Over the course of 2019, Skoda Minotti’s Transaction Services Group has authored a series of blogs to help potential buyers and sellers understand how financial due diligence can provide value in the deal process. We provided an in-depth look at certain financial due diligence issues, including:
- Common normalizing adjustments;
- Revenue recognition;
- Analysis of the target’s operations, customers and vendors;
- Balance sheet review and validating the financial position of a target;
- Normalizing monthly net working capital
Understanding these topics can help you more effectively navigate your transaction and avoid the bumps in the road.
Although often vital to the success of a deal, diligence surrounding a deal does not stop at the financial position and results of a target.

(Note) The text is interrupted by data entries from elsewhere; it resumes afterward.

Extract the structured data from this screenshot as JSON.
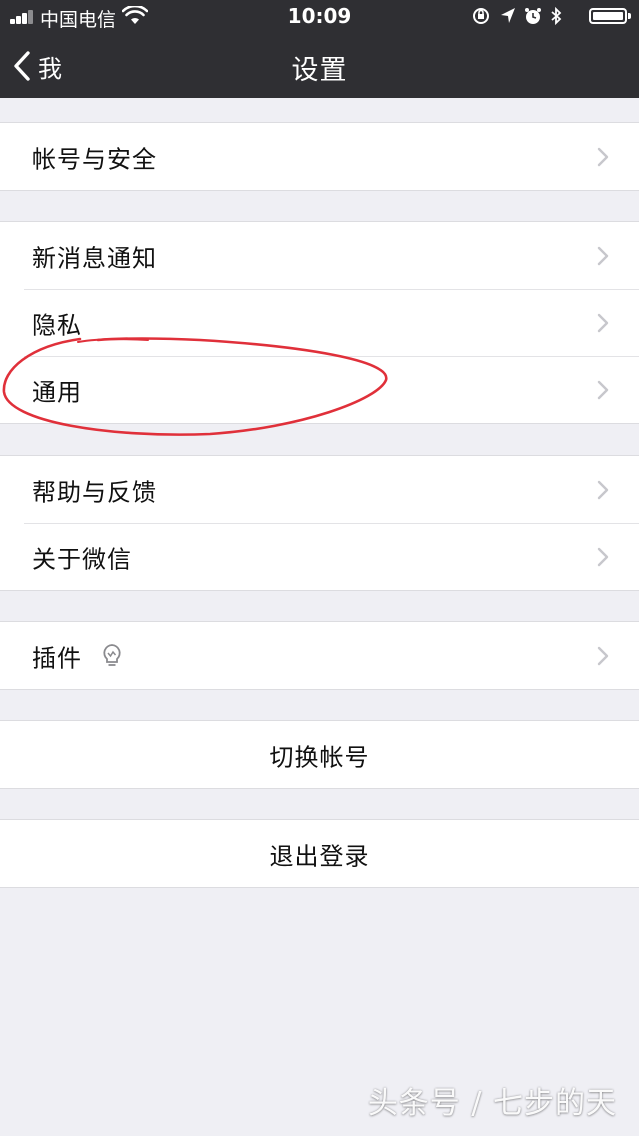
{
  "status_bar": {
    "carrier": "中国电信",
    "time": "10:09"
  },
  "nav": {
    "back_label": "我",
    "title": "设置"
  },
  "groups": {
    "account": {
      "items": [
        {
          "label": "帐号与安全"
        }
      ]
    },
    "general": {
      "items": [
        {
          "label": "新消息通知"
        },
        {
          "label": "隐私"
        },
        {
          "label": "通用"
        }
      ]
    },
    "help": {
      "items": [
        {
          "label": "帮助与反馈"
        },
        {
          "label": "关于微信"
        }
      ]
    },
    "plugins": {
      "items": [
        {
          "label": "插件",
          "icon": "lightbulb-icon"
        }
      ]
    }
  },
  "actions": {
    "switch_account": "切换帐号",
    "logout": "退出登录"
  },
  "watermark": "头条号 / 七步的天",
  "colors": {
    "nav_bg": "#2f2f33",
    "page_bg": "#efeff4",
    "annotation": "#e0303a",
    "chevron": "#c7c7cc"
  }
}
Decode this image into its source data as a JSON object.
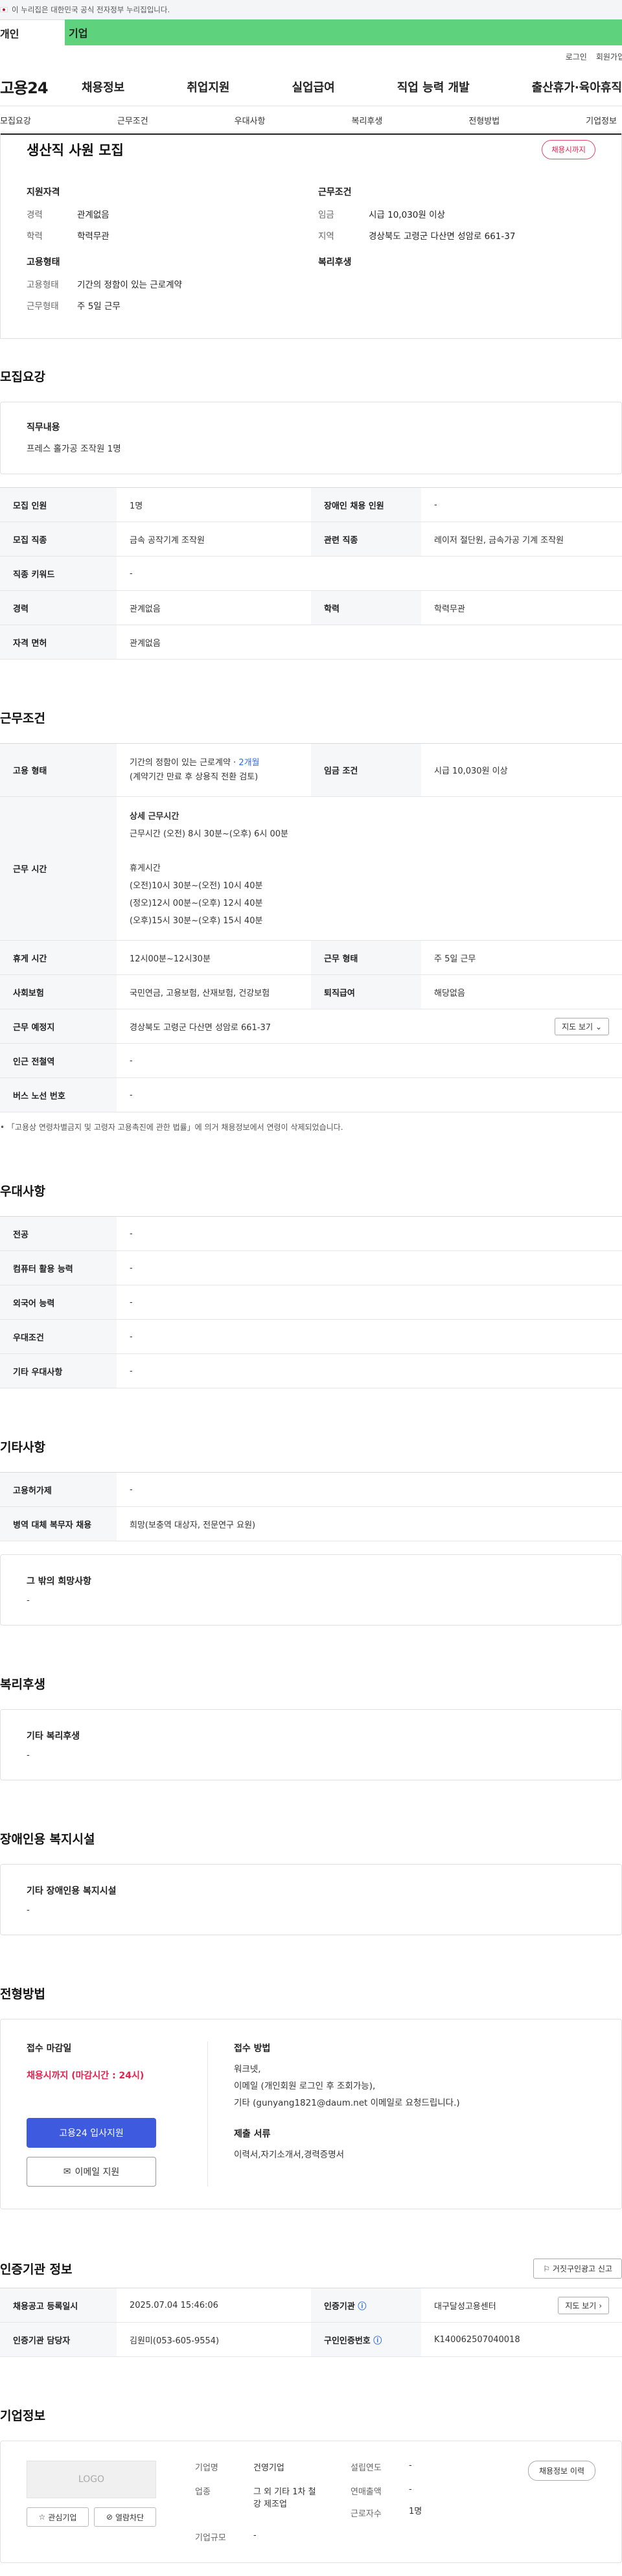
{
  "gov": {
    "notice": "이 누리집은 대한민국 공식 전자정부 누리집입니다."
  },
  "tabs": {
    "person": "개인",
    "company": "기업"
  },
  "util": {
    "login": "로그인",
    "join": "회원가입"
  },
  "gnb": {
    "logo": "고용24",
    "menu": [
      "채용정보",
      "취업지원",
      "실업급여",
      "직업 능력 개발",
      "출산휴가·육아휴직"
    ]
  },
  "anchor": [
    "모집요강",
    "근무조건",
    "우대사항",
    "복리후생",
    "전형방법",
    "기업정보"
  ],
  "summary": {
    "title": "생산직 사원 모집",
    "badge": "채용시까지",
    "qual_title": "지원자격",
    "qual": [
      {
        "k": "경력",
        "v": "관계없음"
      },
      {
        "k": "학력",
        "v": "학력무관"
      }
    ],
    "cond_title": "근무조건",
    "cond": [
      {
        "k": "임금",
        "v": "시급 10,030원 이상"
      },
      {
        "k": "지역",
        "v": "경상북도 고령군 다산면 성암로 661-37"
      }
    ],
    "emp_title": "고용형태",
    "emp": [
      {
        "k": "고용형태",
        "v": "기간의 정함이 있는 근로계약"
      },
      {
        "k": "근무형태",
        "v": "주 5일 근무"
      }
    ],
    "welfare_title": "복리후생"
  },
  "recruit": {
    "title": "모집요강",
    "job_desc_label": "직무내용",
    "job_desc": "프레스 홀가공 조작원 1명",
    "rows": {
      "count_k": "모집 인원",
      "count_v": "1명",
      "disabled_k": "장애인 채용 인원",
      "disabled_v": "-",
      "job_k": "모집 직종",
      "job_v": "금속 공작기계 조작원",
      "related_k": "관련 직종",
      "related_v": "레이저 절단원, 금속가공 기계 조작원",
      "keyword_k": "직종 키워드",
      "keyword_v": "-",
      "career_k": "경력",
      "career_v": "관계없음",
      "edu_k": "학력",
      "edu_v": "학력무관",
      "license_k": "자격 면허",
      "license_v": "관계없음"
    }
  },
  "work": {
    "title": "근무조건",
    "emp_k": "고용 형태",
    "emp_v1": "기간의 정함이 있는 근로계약 · ",
    "emp_v1_blue": "2개월",
    "emp_v2": "(계약기간 만료 후 상용직 전환 검토)",
    "wage_k": "임금 조건",
    "wage_v": "시급 10,030원 이상",
    "hours_k": "근무 시간",
    "hours_title": "상세 근무시간",
    "hours_detail": "근무시간 (오전) 8시 30분~(오후) 6시 00분",
    "break_title": "휴게시간",
    "break_lines": [
      "(오전)10시 30분~(오전) 10시 40분",
      "(정오)12시 00분~(오후) 12시 40분",
      "(오후)15시 30분~(오후) 15시 40분"
    ],
    "rest_k": "휴게 시간",
    "rest_v": "12시00분~12시30분",
    "type_k": "근무 형태",
    "type_v": "주 5일 근무",
    "ins_k": "사회보험",
    "ins_v": "국민연금, 고용보험, 산재보험, 건강보험",
    "ret_k": "퇴직급여",
    "ret_v": "해당없음",
    "place_k": "근무 예정지",
    "place_v": "경상북도 고령군 다산면 성암로 661-37",
    "map_btn": "지도 보기",
    "subway_k": "인근 전철역",
    "subway_v": "-",
    "bus_k": "버스 노선 번호",
    "bus_v": "-",
    "note": "「고용상 연령차별금지 및 고령자 고용촉진에 관한 법률」에 의거 채용정보에서 연령이 삭제되었습니다."
  },
  "pref": {
    "title": "우대사항",
    "rows": [
      {
        "k": "전공",
        "v": "-"
      },
      {
        "k": "컴퓨터 활용 능력",
        "v": "-"
      },
      {
        "k": "외국어 능력",
        "v": "-"
      },
      {
        "k": "우대조건",
        "v": "-"
      },
      {
        "k": "기타 우대사항",
        "v": "-"
      }
    ]
  },
  "etc": {
    "title": "기타사항",
    "rows": [
      {
        "k": "고용허가제",
        "v": "-"
      },
      {
        "k": "병역 대체 복무자 채용",
        "v": "희망(보충역 대상자, 전문연구 요원)"
      }
    ],
    "other_label": "그 밖의 희망사항",
    "other_v": "-"
  },
  "welfare": {
    "title": "복리후생",
    "label": "기타 복리후생",
    "v": "-"
  },
  "disab": {
    "title": "장애인용 복지시설",
    "label": "기타 장애인용 복지시설",
    "v": "-"
  },
  "apply": {
    "title": "전형방법",
    "deadline_label": "접수 마감일",
    "deadline": "채용시까지 (마감시간 : 24시)",
    "btn_apply": "고용24 입사지원",
    "btn_email": "이메일 지원",
    "method_label": "접수 방법",
    "method_lines": [
      "워크넷,",
      "이메일 (개인회원 로그인 후 조회가능),",
      "기타 (gunyang1821@daum.net 이메일로 요청드립니다.)"
    ],
    "docs_label": "제출 서류",
    "docs": "이력서,자기소개서,경력증명서"
  },
  "cert": {
    "title": "인증기관 정보",
    "report_btn": "거짓구인광고 신고",
    "reg_k": "채용공고 등록일시",
    "reg_v": "2025.07.04 15:46:06",
    "org_k": "인증기관",
    "org_v": "대구달성고용센터",
    "map_btn": "지도 보기",
    "mgr_k": "인증기관 담당자",
    "mgr_v": "김원미(053-605-9554)",
    "no_k": "구인인증번호",
    "no_v": "K140062507040018"
  },
  "company": {
    "title": "기업정보",
    "logo": "LOGO",
    "interest": "관심기업",
    "block": "열람차단",
    "history_btn": "채용정보 이력",
    "name_k": "기업명",
    "name_v": "건영기업",
    "biz_k": "업종",
    "biz_v1": "그 외 기타 1차 철",
    "biz_v2": "강 제조업",
    "size_k": "기업규모",
    "size_v": "-",
    "year_k": "설립연도",
    "year_v": "-",
    "sales_k": "연매출액",
    "sales_v": "-",
    "emp_k": "근로자수",
    "emp_v": "1명"
  }
}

A buyer should consider a wide array of other potential deal issues to ensure that the proper level of diligence is completed. Some of the most common diligence engagements performed by buyers and their advisors during the deal process may include:
- Taxes – Analysis and review of the many different types of taxes that may be imposed by various taxing jurisdictions on a target is crucial to understanding not only the post-transaction after tax cash flow of the target, but also any potential tax obligations that may flow to the buyer as a result of the transaction. Tax due diligence commonly includes a review of income (Federal, state and local), sales and use, payroll, employment and property taxes, among others. This assists the buyer in understanding the tax landscape of the target and ensures that the target is in compliance with all tax-related matters. If a buyer fails to check all the tax-related boxes, they may find themselves subject to unwanted and/or unforeseen tax related liabilities.
- Information Technology – This diligence includes reviewing, analyzing and evaluating the information technology (IT) function of a potential target. This engagement may involve an extensive examination of the target’s technological architecture, processes, products and assets. IT diligence allows the buyer to gain comfort with the target’s current IT capabilities, the complexity of its IT architecture and sustainability of its IT assets. Without a clear understanding of a target’s IT department and infrastructure, the buyer may need to make meaningful and unexpected capital expenditures post-transaction.
- Insurance – Insurance diligence assists in identifying the target’s current insurance policies and whom the policies fall under, current premiums discounts, historical losses, existing liabilities or undisclosed liabilities, potential exposures and the transferability of these policies post-transaction. Too often, buyers overlook insurance diligence and analysis of insurance-related matters during a proposed transaction. It is important for the buyer to fully understand the current state of the target’s insurance programs. Not doing so can lead to unwanted risk and exposure post-transaction.
- Legal – In order for a buyer to better understand the target, the buyer may engage legal counsel to assess the legal risks associated with a potential acquisition. Review of all corporate and legal documentation allows the buyer and its legal counsel to identify any potential legal problems that could result from the proposed transaction (or that the buyer may inherit from the seller as a result of the transaction). If this is not properly completed, the closing of a deal can be delayed, or worse, terminated.
Skoda Minotti’s Transaction Services Group assists clients in a wide variety of diligence capacities. Whether it’s performing financial or tax diligence or you need help finding a qualified attorney or other specialist, Skoda Minotti has the resources to ensure that you can navigate smoothly through your deal to closing.